In the fields of bioinformatics and computational biology, Genome Survey Sequences (GSS) are nucleotide sequences similar to EST's that the only difference is that most of them are genomic in origin, rather than mRNA.
Genome Survey Sequences are typically generated and submitted to NCBI by labs performing genome sequencing and are used, amongst other things, as a framework for the mapping and sequencing of genome size pieces included in the standard GenBank divisions.
Genome survey sequencing is a new way to map the genome sequences since it is not dependent on mRNA. Current genome sequencing approaches are mostly high-throughput shotgun methods, and GSS is often used on the first step of sequencing. GSSs can provide an initial global view of a genome, which includes both coding and non-coding DNA and contain repetitive section of the genome unlike ESTs. For the estimation of repetitive sequences, GSS plays an important role in the early assessment of a sequencing project since these data can affect the assessment of sequences coverage, library quality and the construction process. For example, in the estimation of dog genome, it can estimate the global parameters, such as neutral mutation rate and repeat content.
GSS is also an effective way to large-scale and rapidly characterizing genomes of related species where there is only little gene sequences or maps. GSS with low coverage can generate abundant information of gene content and putative regulatory elements of comparative species. It can compare these genes of related species to find out relatively expanded or contracted families. And combined with physical clone coverage, researchers can navigate the genome easily and characterize the specific genomic section by more extensive sequencing.

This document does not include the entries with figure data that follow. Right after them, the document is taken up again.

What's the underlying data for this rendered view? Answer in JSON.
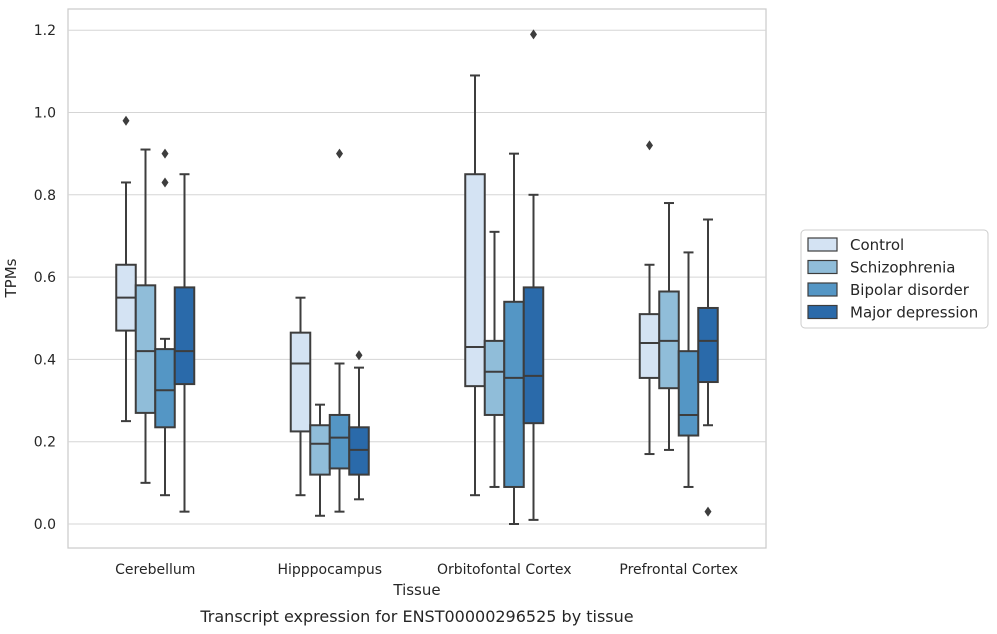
{
  "caption": "Transcript expression for ENST00000296525 by tissue",
  "chart_data": {
    "type": "boxplot",
    "xlabel": "Tissue",
    "ylabel": "TPMs",
    "ylim": [
      -0.06,
      1.25
    ],
    "yticks": [
      "0.0",
      "0.2",
      "0.4",
      "0.6",
      "0.8",
      "1.0",
      "1.2"
    ],
    "grid": true,
    "legend_position": "right",
    "categories": [
      "Cerebellum",
      "Hipppocampus",
      "Orbitofontal Cortex",
      "Prefrontal Cortex"
    ],
    "series": [
      {
        "name": "Control",
        "color": "#d4e3f3",
        "boxes": [
          {
            "whislo": 0.25,
            "q1": 0.47,
            "med": 0.55,
            "q3": 0.63,
            "whishi": 0.83,
            "fliers": [
              0.98
            ]
          },
          {
            "whislo": 0.07,
            "q1": 0.225,
            "med": 0.39,
            "q3": 0.465,
            "whishi": 0.55,
            "fliers": []
          },
          {
            "whislo": 0.07,
            "q1": 0.335,
            "med": 0.43,
            "q3": 0.85,
            "whishi": 1.09,
            "fliers": []
          },
          {
            "whislo": 0.17,
            "q1": 0.355,
            "med": 0.44,
            "q3": 0.51,
            "whishi": 0.63,
            "fliers": [
              0.92
            ]
          }
        ]
      },
      {
        "name": "Schizophrenia",
        "color": "#90bdd9",
        "boxes": [
          {
            "whislo": 0.1,
            "q1": 0.27,
            "med": 0.42,
            "q3": 0.58,
            "whishi": 0.91,
            "fliers": []
          },
          {
            "whislo": 0.02,
            "q1": 0.12,
            "med": 0.195,
            "q3": 0.24,
            "whishi": 0.29,
            "fliers": []
          },
          {
            "whislo": 0.09,
            "q1": 0.265,
            "med": 0.37,
            "q3": 0.445,
            "whishi": 0.71,
            "fliers": []
          },
          {
            "whislo": 0.18,
            "q1": 0.33,
            "med": 0.445,
            "q3": 0.565,
            "whishi": 0.78,
            "fliers": []
          }
        ]
      },
      {
        "name": "Bipolar disorder",
        "color": "#5496c5",
        "boxes": [
          {
            "whislo": 0.07,
            "q1": 0.235,
            "med": 0.325,
            "q3": 0.425,
            "whishi": 0.45,
            "fliers": [
              0.83,
              0.9
            ]
          },
          {
            "whislo": 0.03,
            "q1": 0.135,
            "med": 0.21,
            "q3": 0.265,
            "whishi": 0.39,
            "fliers": [
              0.9
            ]
          },
          {
            "whislo": 0.0,
            "q1": 0.09,
            "med": 0.355,
            "q3": 0.54,
            "whishi": 0.9,
            "fliers": []
          },
          {
            "whislo": 0.09,
            "q1": 0.215,
            "med": 0.265,
            "q3": 0.42,
            "whishi": 0.66,
            "fliers": []
          }
        ]
      },
      {
        "name": "Major depression",
        "color": "#2a6aaa",
        "boxes": [
          {
            "whislo": 0.03,
            "q1": 0.34,
            "med": 0.42,
            "q3": 0.575,
            "whishi": 0.85,
            "fliers": []
          },
          {
            "whislo": 0.06,
            "q1": 0.12,
            "med": 0.18,
            "q3": 0.235,
            "whishi": 0.38,
            "fliers": [
              0.41
            ]
          },
          {
            "whislo": 0.01,
            "q1": 0.245,
            "med": 0.36,
            "q3": 0.575,
            "whishi": 0.8,
            "fliers": [
              1.19
            ]
          },
          {
            "whislo": 0.24,
            "q1": 0.345,
            "med": 0.445,
            "q3": 0.525,
            "whishi": 0.74,
            "fliers": [
              0.03
            ]
          }
        ]
      }
    ]
  }
}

The limitation of genomic survey sequence is that it lacks long-range continuity because of its fragmentary nature, which makes it harder to forecast gene and marker order. For example, to detect repetitive sequences in GSS data, it may not be possible to find out all the repeats since the repetitive genome may be longer than the reads, which is difficult to recognize.
The GSS division contains (but is not limited to) the following types of data:
Random “single pass read” genome survey sequences is GSSs that generated along single pass read by random selection. Single-pass sequencing with lower fidelity can be used on the rapid accumulation of genomic data but with a lower accuracy. It includes RAPD, RFLP, AFLP and so on.